Today, most presidential candidates are clamoring for the immediate removal of government taxes on petroleum products to lower both pump prices and inflation. This can give temporary relief, but today is a much deeper and most difficult situation. One that will test the survival of our economy and more importantly, public finance.
First, we are still reeling from the financial impact of the COVID-19 pandemic. Second, our economic recovery efforts have barely started since Alert Level 1. And now, we are confronted with this bursting world oil crisis and subsequently, the expected runaway food prices.

These situations will be handled in four months by the outgoing administration but in July, the newly elected president and his cabinet will assume office. I have no doubt that President Duterte will hurdle his part, with his track record of carefully steering us from the pandemic, like securing COVID-19 supplies in a global shortage last year. I will not be surprised if the President signs an oil supply agreement with Saudi Arabia and OPEC before he steps down, and hopefully at a fair price.

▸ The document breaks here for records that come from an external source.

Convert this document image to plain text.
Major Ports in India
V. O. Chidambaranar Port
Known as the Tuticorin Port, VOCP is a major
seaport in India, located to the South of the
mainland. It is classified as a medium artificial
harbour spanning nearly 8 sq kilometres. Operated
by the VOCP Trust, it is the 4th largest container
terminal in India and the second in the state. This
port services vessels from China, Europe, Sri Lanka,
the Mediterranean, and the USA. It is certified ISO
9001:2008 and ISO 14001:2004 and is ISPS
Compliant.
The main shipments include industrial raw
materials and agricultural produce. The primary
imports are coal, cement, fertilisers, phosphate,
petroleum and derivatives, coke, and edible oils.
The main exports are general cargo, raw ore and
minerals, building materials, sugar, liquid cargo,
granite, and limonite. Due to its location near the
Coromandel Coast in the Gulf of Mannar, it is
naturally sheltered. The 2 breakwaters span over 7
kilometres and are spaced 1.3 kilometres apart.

But the question lingers, will the chosen presidential candidate be able to solve these problems all at the same time—pandemic effect, economic recovery, world oil crisis and spiralling consumer costs? Does this candidate possess the economic knowhow, the geopolitical understanding, and the nerves of steel to solve these situations?

Please think hard about our choice. Better yet, watch carefully how they explain their respective plan of actions. We need to see concrete or even painful but correct answers, and definitely a big rejection to populist and political cliches.